DIY Apple cider vinegar hair rinse recipe, ingredients and benefits


woman in shower
Apple cider vinegar can be beneficial to your hair — it just isn’t a miracle worker.
George Rudy/Shutterstock

DIY beauty treatments are all the rage these days, but some definitely prove more effective than others. Luckily, one trendy hair product can be easily replicated in one low-budget supermarket run: the apple cider vinegar rinse.

While brands like dpHUE and Pureology charge upwards of $30 for their cider vinegar rinses, I made mine happen for just $5. And with a bit of know-how, you’ll never need to shell out for a clarifying treatment ever again.

The primary ingredient in a rinse is (unsurprisingly) apple cider vinegar, but you don’t need to seek out a hair-specific formulation — the regular supermarket stuff will do just fine. Combine equal parts apple cider vinegar and warm water, and you’re good to go.

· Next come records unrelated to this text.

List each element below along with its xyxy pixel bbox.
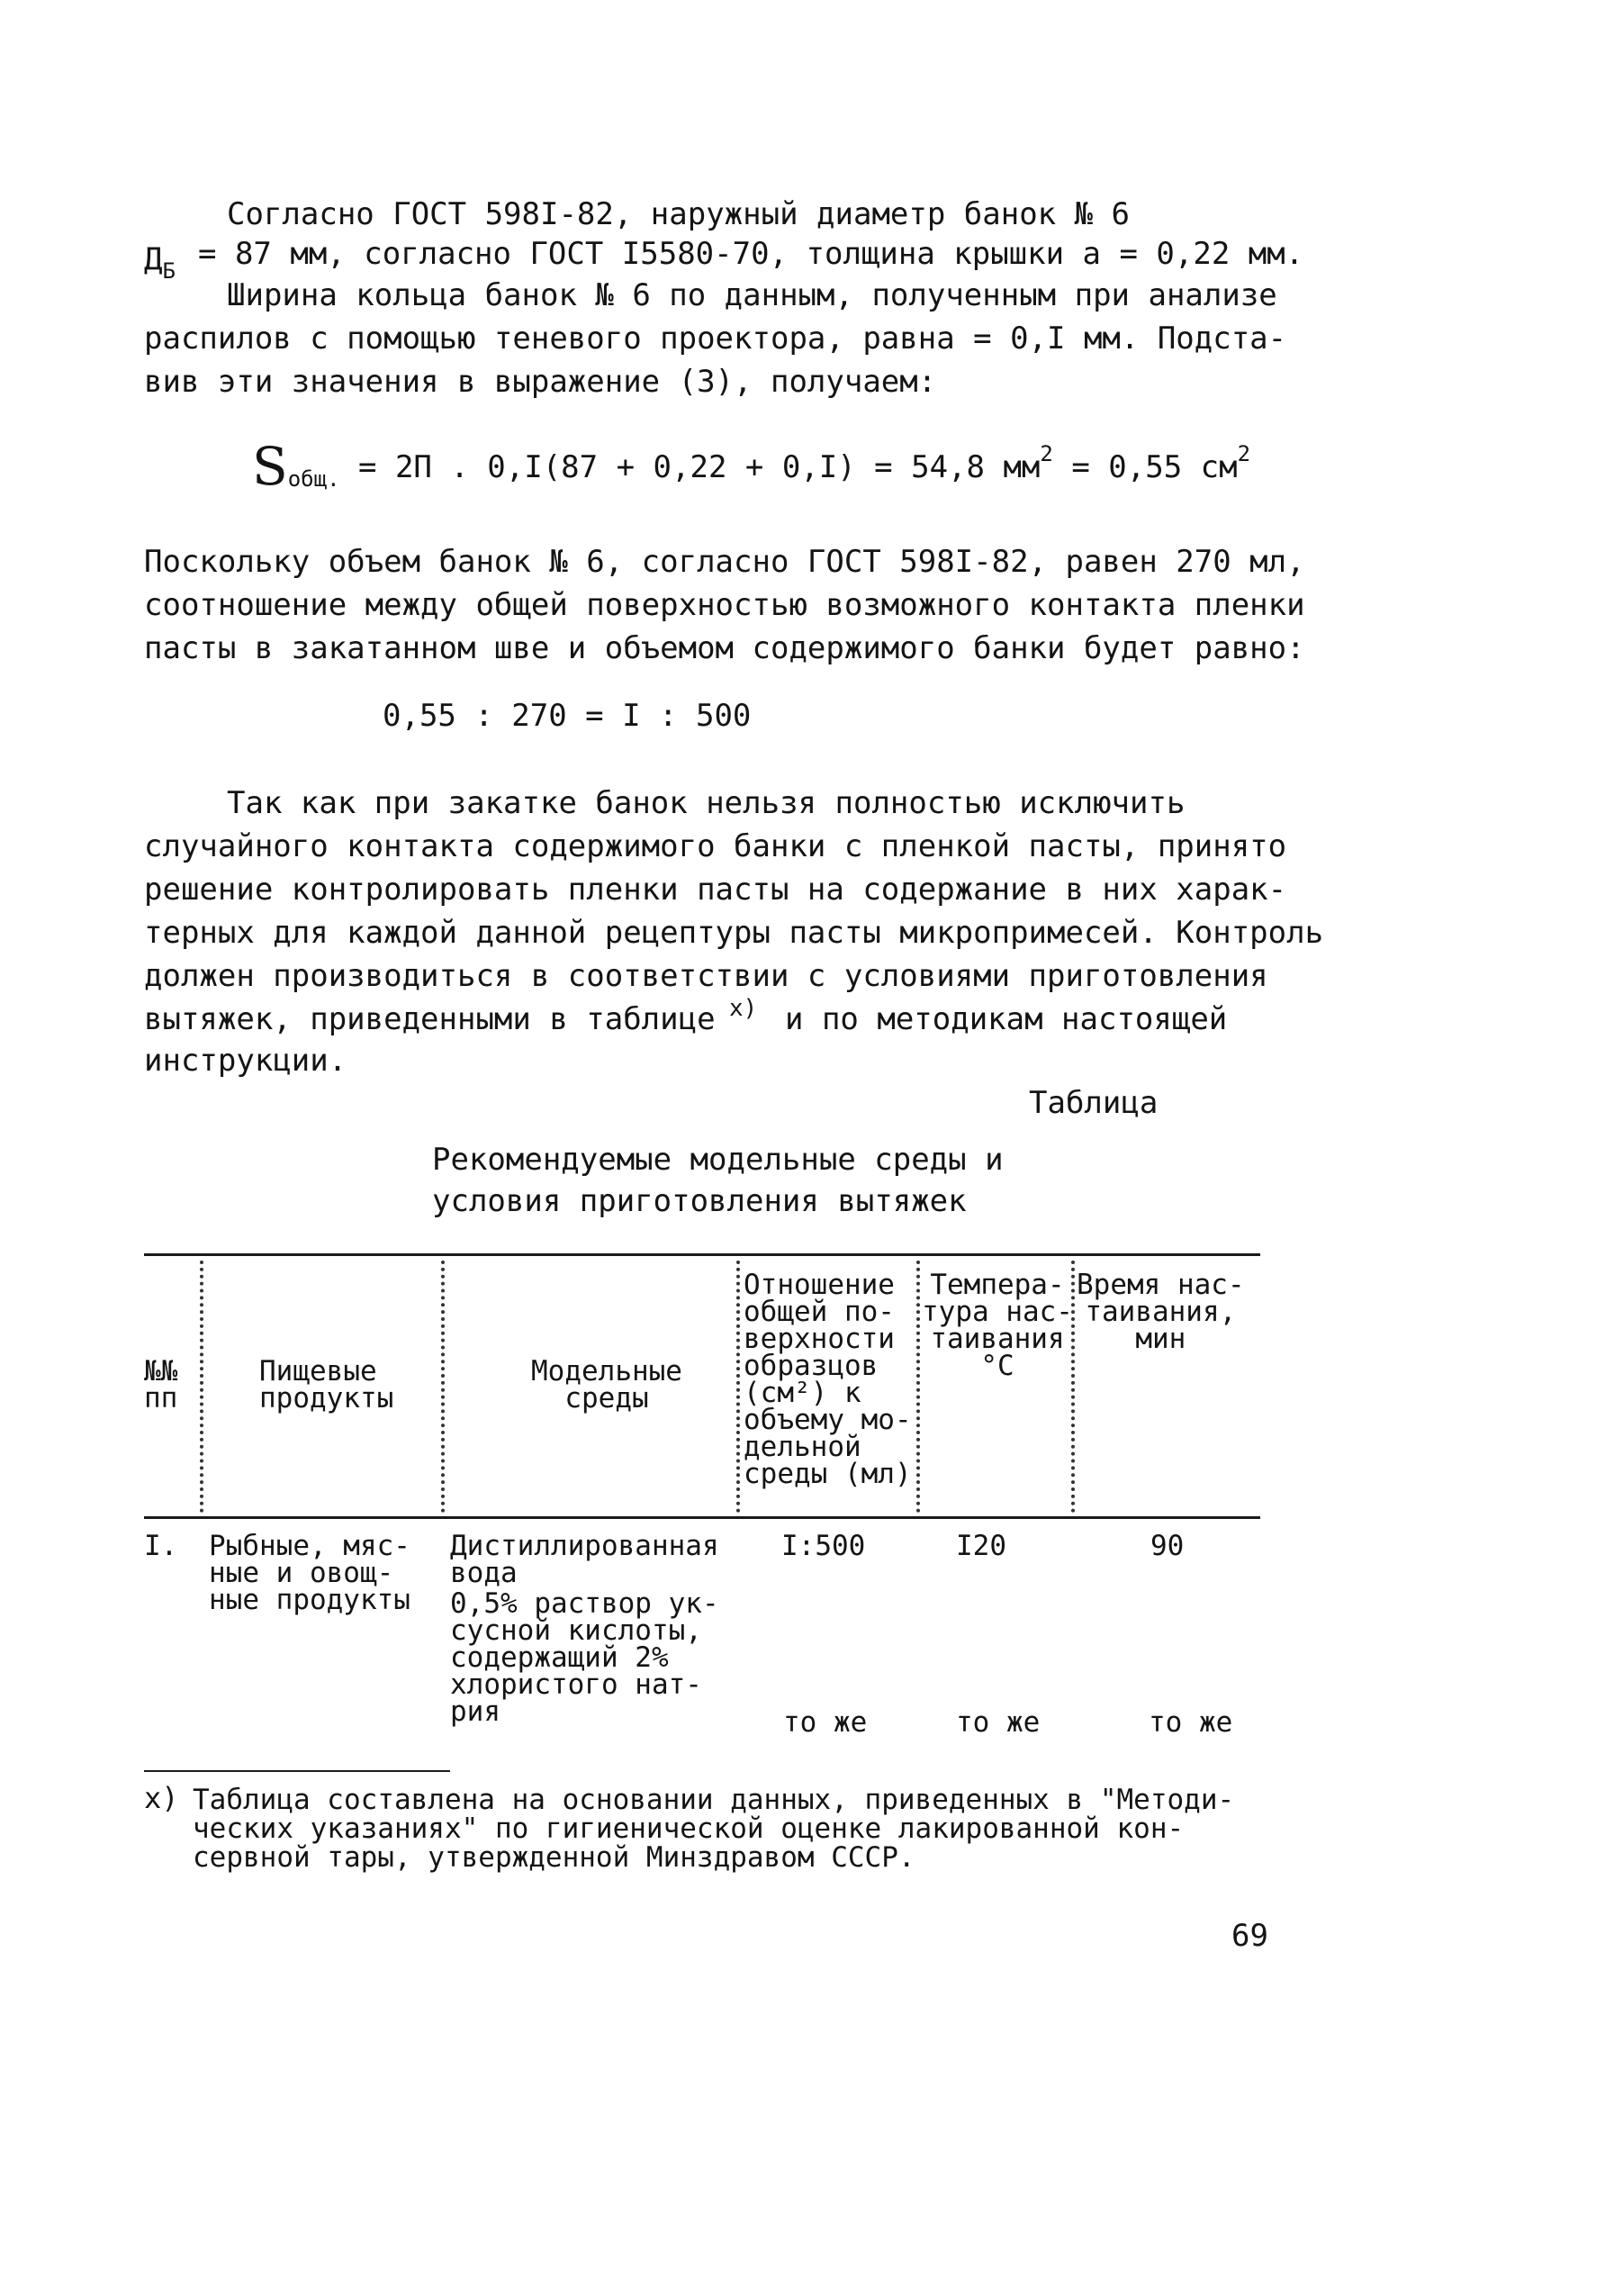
para1-line-4: распилов с помощью теневого проектора, равна = 0,I мм. Подста- [144, 321, 1287, 357]
table-label: Таблица [1029, 1085, 1159, 1121]
row-time-1: 90 [1150, 1530, 1185, 1562]
footnote-line-2: ческих указаниях" по гигиенической оценке лакированной кон- [193, 1812, 1185, 1845]
row-media-1: Дистиллированная вода [450, 1530, 719, 1589]
table-header-rule [144, 1516, 1260, 1519]
ratio-equation: 0,55 : 270 = I : 500 [383, 698, 752, 734]
row-num: I. [144, 1530, 178, 1562]
para2-line-1: Поскольку объем банок № 6, согласно ГОСТ 598I-82, равен 270 мл, [144, 544, 1305, 580]
formula [252, 436, 1251, 497]
header-temp: Темпера- тура нас- таивания °С [922, 1269, 1073, 1382]
para3-line-5: должен производиться в соответствии с условиями приготовления [144, 958, 1268, 994]
header-ratio: Отношение общей по- верхности образцов (см²) к объему мо- дельной среды (мл) [744, 1269, 912, 1490]
formula-sub: общ. [287, 466, 340, 492]
para1-line-2: = 87 мм, согласно ГОСТ I5580-70, толщина крышки а = 0,22 мм. [198, 236, 1304, 272]
header-num: №№ пп [144, 1355, 178, 1415]
para3-line-6b: и по методикам настоящей [785, 1001, 1228, 1037]
para2-line-3: пасты в закатанном шве и объемом содержимого банки будет равно: [144, 630, 1305, 666]
row-temp-1: I20 [956, 1530, 1006, 1562]
formula-sup-1: 2 [1040, 441, 1053, 466]
para3-line-3: решение контролировать пленки пасты на содержание в них харак- [144, 872, 1287, 908]
para3-line-1: Так как при закатке банок нельзя полностью исключить [227, 785, 1186, 821]
para2-line-2: соотношение между общей поверхностью возможного контакта пленки [144, 587, 1305, 623]
row-products: Рыбные, мяс- ные и овощ- ные продукты [209, 1530, 410, 1616]
column-divider [200, 1261, 203, 1513]
db-symbol: $Д_Б$ [144, 241, 176, 284]
row-temp-2: то же [956, 1706, 1041, 1739]
table-title-line-1: Рекомендуемые модельные среды и [432, 1142, 1004, 1178]
para3-line-7: инструкции. [144, 1043, 347, 1079]
footnote-mark: x) [144, 1781, 179, 1815]
para3-line-6a: вытяжек, приведенными в таблице [144, 1001, 716, 1037]
row-ratio-2: то же [783, 1706, 868, 1739]
column-divider [736, 1261, 740, 1513]
para1-line-5: вив эти значения в выражение (3), получаем: [144, 364, 937, 400]
formula-symbol: S [252, 436, 288, 497]
footnote-line-3: сервной тары, утвержденной Минздравом СССР. [193, 1841, 915, 1874]
formula-sup-2: 2 [1237, 441, 1251, 466]
header-media: Модельные среды [531, 1355, 682, 1415]
table-title-line-2: условия приготовления вытяжек [432, 1183, 967, 1219]
para1-line-1: Согласно ГОСТ 598I-82, наружный диаметр банок № 6 [227, 196, 1131, 232]
page-number: 69 [1231, 1918, 1268, 1954]
formula-body: = 2П . 0,I(87 + 0,22 + 0,I) = 54,8 мм [358, 449, 1041, 485]
row-time-2: то же [1149, 1706, 1233, 1739]
column-divider [916, 1261, 920, 1513]
para3-line-2: случайного контакта содержимого банки с пленкой пасты, принято [144, 828, 1287, 864]
footnote-rule [144, 1770, 450, 1772]
footnote-ref-mark: x) [729, 995, 758, 1022]
row-ratio-1: I:500 [781, 1530, 866, 1562]
row-media-2: 0,5% раствор ук- сусной кислоты, содержащий 2% хлористого нат- рия [450, 1587, 719, 1728]
para3-line-4: терных для каждой данной рецептуры пасты микропримесей. Контроль [144, 915, 1324, 951]
formula-tail: = 0,55 см [1071, 449, 1238, 485]
table-top-rule [144, 1253, 1260, 1256]
para1-line-3: Ширина кольца банок № 6 по данным, полученным при анализе [227, 277, 1277, 313]
footnote-line-1: Таблица составлена на основании данных, приведенных в "Методи- [193, 1784, 1235, 1816]
column-divider [441, 1261, 445, 1513]
header-products: Пищевые продукты [259, 1355, 394, 1415]
header-time: Время нас- таивания, мин [1077, 1269, 1245, 1355]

The strong vinegar smell is even stronger in the shower.

Flickr/Mike Mozart

Once I mixed my rinse, I brought it into the shower and gave my hair a few warm-water rinses before massaging the vinegar mixture into my scalp. If you’re sensitive to the scent of vinegar, just be aware that the shower steam will amp up the fragrance. I worked the rinse through my hair down to the tips, then let it sit during the rest of my shower business. After about five minutes, I rinsed the remainder in warm-but-not-hot water, then allowed my hair to air-dry.

So how did my hair look? Not too different, to tell you the truth.

But I did notice improved distribution of the natural oils, less frizz than I usually see when I air-dry after shampooing, more defined waves, and a lighter feel overall.

Before the apple cider vinegar rinse.

Taylor Tobin

From a scientific perspective, regular apple cider vinegar rinses can really freshen up your locks. Dull hair tends to coincide with a high pH value, so adding a naturally-acidic substance like apple cider vinegar will lower your hair’s pH (more acid = a lower pH score), making it healthier and better-balanced. This boost to your hair’s general health can prevent breakage and prompt quicker growth.

After the apple cider vinegar rinse.

Taylor Tobin

If you plan to integrate apple cider vinegar into your regular hair routine, don’t expect any dramatic miracles. But for an easy and inexpensive rinse to clear out any product build-up and restore your hair and scalp, a bottle of ACV and some warm water are all you need.